Have the gas fireplaces in your building been certified for use in BC?
Does your building have gas fireplaces manufactured by Canadian Fire Hearth Manufacturing Inc. and Luxor Manufacturing Inc.? If so, you’ll want to verify that they have a valid certification mark from an agency accredited by the Standards Council of Canada. This comes following a safety order issued by Technical Safety BC requiring products that do not meet certain requirements to be disconnected immediately due to potential safety concerns.
“Gas appliances that are sold, leased, rented, used, or installed in BC must bear either a certification mark from an approved certification agency or an approval mark issued by Technical Safety BC,” explains Brad Wyatt, Safety Manager, Gas, referring to section 31 (1) of the Gas Safety Regulation. “These marks indicate that the appliance has undergone safety and performance testing to a nationally-recognized standard.”
In this case, the relevant fireplaces are either lacking the certification mark completely, or have a certification mark that was used without the permission of the certification body. The use of these gas appliances could therefore pose a potential danger to the public.
Which fireplaces are affected?
Gas fireplaces manufactured by Canadian Fire Hearth Manufacturing Inc. or Luxor Manufacturing Inc. which either:
- do not bear the label or mark from a certification agency accredited by the Standards Council of Canada (SCC).
- display a LabTest Certification Inc. certification label and are of specific models and serial numbers.
- display QAI Laboratories Ltd. certification label and are of specific models and serial numbers.
For a complete list of affected models, go to www.technicalsafetybc.ca and search for “Use of Uncertified Gas Fireplaces Manufactured by Canadian Fire Hearth Mfg. Inc. and Luxor Mfg. Inc.” This is the safety order that provides more details, including how to report the units.
Where can I find fireplace model or serial number information?

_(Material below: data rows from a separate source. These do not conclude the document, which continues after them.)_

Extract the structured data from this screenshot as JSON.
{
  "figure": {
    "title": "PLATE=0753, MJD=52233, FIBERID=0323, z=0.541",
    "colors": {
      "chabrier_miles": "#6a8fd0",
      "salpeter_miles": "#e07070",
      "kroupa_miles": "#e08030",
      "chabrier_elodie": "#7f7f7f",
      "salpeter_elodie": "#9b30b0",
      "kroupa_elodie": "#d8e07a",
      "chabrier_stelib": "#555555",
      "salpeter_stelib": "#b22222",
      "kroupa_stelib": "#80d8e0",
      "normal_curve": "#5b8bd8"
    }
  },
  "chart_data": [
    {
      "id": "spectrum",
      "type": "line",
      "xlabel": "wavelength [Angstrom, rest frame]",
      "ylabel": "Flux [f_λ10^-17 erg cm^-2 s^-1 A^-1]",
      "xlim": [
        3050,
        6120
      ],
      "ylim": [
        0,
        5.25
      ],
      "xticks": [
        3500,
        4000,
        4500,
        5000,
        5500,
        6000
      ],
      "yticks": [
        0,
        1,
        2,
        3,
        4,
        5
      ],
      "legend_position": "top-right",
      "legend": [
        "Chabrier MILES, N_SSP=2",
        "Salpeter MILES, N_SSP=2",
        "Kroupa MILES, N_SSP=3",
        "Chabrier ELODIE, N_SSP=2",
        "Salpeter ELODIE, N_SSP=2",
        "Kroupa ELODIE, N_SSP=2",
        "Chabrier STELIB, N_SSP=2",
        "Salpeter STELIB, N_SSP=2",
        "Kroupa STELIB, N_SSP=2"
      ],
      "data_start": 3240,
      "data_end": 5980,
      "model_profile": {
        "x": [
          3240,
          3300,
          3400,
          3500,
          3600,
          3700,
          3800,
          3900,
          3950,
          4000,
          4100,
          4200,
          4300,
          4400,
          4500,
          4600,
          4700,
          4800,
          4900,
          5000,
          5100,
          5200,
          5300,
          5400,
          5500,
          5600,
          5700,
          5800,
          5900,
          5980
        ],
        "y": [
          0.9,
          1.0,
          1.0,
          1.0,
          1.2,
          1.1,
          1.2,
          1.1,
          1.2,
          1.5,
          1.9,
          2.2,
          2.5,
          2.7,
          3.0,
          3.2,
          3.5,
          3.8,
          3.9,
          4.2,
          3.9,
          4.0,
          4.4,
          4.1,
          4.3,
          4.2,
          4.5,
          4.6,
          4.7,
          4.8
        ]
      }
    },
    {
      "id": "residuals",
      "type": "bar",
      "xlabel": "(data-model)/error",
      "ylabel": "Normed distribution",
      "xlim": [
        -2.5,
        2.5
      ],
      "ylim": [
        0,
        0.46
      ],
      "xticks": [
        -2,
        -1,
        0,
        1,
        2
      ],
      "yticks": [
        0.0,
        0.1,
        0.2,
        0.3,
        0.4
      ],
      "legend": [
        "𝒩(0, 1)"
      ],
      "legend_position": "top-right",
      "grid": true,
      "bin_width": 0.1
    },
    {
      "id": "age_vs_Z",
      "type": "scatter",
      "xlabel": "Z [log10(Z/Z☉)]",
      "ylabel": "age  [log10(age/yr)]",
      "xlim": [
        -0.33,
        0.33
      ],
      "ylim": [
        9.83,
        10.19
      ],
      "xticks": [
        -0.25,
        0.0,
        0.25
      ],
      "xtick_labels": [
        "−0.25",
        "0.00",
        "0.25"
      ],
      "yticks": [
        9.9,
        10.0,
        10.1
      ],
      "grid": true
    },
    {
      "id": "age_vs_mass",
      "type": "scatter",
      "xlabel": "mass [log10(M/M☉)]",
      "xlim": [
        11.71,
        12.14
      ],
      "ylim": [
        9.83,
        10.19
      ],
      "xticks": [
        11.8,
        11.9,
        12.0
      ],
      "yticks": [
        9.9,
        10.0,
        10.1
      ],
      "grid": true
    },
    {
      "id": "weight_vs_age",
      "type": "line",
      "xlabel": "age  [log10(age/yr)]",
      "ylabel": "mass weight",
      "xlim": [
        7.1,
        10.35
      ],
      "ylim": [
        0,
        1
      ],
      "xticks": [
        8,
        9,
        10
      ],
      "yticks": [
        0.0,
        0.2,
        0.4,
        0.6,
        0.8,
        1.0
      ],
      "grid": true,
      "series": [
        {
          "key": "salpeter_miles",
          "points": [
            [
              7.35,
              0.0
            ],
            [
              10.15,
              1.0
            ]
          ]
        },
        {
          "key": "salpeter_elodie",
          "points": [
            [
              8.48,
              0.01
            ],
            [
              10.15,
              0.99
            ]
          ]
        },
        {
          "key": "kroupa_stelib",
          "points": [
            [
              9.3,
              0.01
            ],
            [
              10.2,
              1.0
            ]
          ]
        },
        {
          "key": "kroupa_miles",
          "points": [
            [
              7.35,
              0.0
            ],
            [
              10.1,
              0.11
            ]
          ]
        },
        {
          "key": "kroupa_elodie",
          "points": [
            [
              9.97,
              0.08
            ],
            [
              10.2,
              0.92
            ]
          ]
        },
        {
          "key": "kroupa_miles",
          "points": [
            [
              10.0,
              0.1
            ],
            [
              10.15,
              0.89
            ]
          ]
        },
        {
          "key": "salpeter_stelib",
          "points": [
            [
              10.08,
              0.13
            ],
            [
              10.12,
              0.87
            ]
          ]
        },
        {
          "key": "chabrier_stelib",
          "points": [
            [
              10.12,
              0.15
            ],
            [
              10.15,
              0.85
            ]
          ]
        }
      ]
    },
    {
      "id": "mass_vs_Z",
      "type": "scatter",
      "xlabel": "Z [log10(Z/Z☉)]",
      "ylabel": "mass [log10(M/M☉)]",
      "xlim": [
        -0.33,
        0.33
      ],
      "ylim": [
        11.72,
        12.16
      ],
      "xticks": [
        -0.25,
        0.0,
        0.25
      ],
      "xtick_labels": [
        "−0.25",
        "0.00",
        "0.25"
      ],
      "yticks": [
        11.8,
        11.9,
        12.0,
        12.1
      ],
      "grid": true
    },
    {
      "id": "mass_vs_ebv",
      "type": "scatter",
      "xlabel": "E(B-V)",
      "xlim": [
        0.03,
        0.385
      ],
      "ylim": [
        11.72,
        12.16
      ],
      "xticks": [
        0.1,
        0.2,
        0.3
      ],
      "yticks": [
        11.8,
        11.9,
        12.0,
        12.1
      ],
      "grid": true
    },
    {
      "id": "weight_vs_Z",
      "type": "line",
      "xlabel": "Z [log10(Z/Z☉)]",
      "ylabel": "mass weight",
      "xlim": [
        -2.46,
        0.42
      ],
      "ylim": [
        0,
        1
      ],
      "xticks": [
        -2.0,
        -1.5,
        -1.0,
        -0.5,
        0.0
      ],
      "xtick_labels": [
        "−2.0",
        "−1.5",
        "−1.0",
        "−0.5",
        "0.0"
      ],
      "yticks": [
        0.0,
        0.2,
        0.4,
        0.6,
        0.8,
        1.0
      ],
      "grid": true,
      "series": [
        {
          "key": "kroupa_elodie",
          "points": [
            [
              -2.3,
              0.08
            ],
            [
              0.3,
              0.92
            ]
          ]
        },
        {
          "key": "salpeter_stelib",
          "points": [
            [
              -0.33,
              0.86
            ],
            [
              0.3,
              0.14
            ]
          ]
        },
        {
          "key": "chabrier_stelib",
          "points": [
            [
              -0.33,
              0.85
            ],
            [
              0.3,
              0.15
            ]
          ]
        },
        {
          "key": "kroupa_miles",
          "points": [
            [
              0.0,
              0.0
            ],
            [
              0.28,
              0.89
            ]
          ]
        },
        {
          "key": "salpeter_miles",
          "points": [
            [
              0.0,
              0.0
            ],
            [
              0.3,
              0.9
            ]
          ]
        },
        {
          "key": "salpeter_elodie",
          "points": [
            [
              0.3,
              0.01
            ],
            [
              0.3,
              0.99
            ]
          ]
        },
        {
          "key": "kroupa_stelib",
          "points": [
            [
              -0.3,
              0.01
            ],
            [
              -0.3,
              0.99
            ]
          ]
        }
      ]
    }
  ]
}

Find the rating plate which contains the model number and serial number. Gas fireplaces have a rating plate in the control compartment area, under the burner or on the firebox side area. Gas inserts have a rating plate in the control compartment area, under the burner or on the side of the firebox. Once you have determined the model and serial number, compare it to the list of affected models listed on Technical Safety BC’s website.
What should I do next?
If a fireplace in your building is impacted, have a licensed gas contractor immediately disconnect it from the fuel supply. Then report any affected units to Technical Safety BC as described in the safety order.
If you have questions or concerns about this article, please contact Technical Safety BC at email@example.com.
FIREPLACE SAFETY TIPS
No matter what the brand of your gas fireplace, regular service by a professional is critical. Follow these tips to keep your gas equipment, building and its inhabitants safe.
- All gas-fired fireplaces should be inspected and serviced by a licensed gas contractor at least once a year, or according to the manufacturer’s certified instructions.
- All work that involves a gas-fired appliance is regulated and therefore must be done by a qualified individual in good standing. Currently, this would be a holder of a class A or B gasfitter license, or a Gas Appliance Service Certificate of Qualification from Technical Safety BC. All work must be performed under the appropriate permits where required.
- Warn your tenants of the dangers of carbon monoxide. It is recommended that Canadian-approved carbon monoxide (CO) detectors be installed in every building that contains fuel burning equipment. CO detectors should be installed and tested as per manufacturer instructions.
- Advise tenants never to reposition logs in their gas fireplace; this is a task that should only be done by a qualified gas contractors due to the risk of carbon monoxide poisoning.
- Fall is the busiest time to get fireplaces serviced. Try scheduling annual maintenance services for your building in the off season to beat the rush.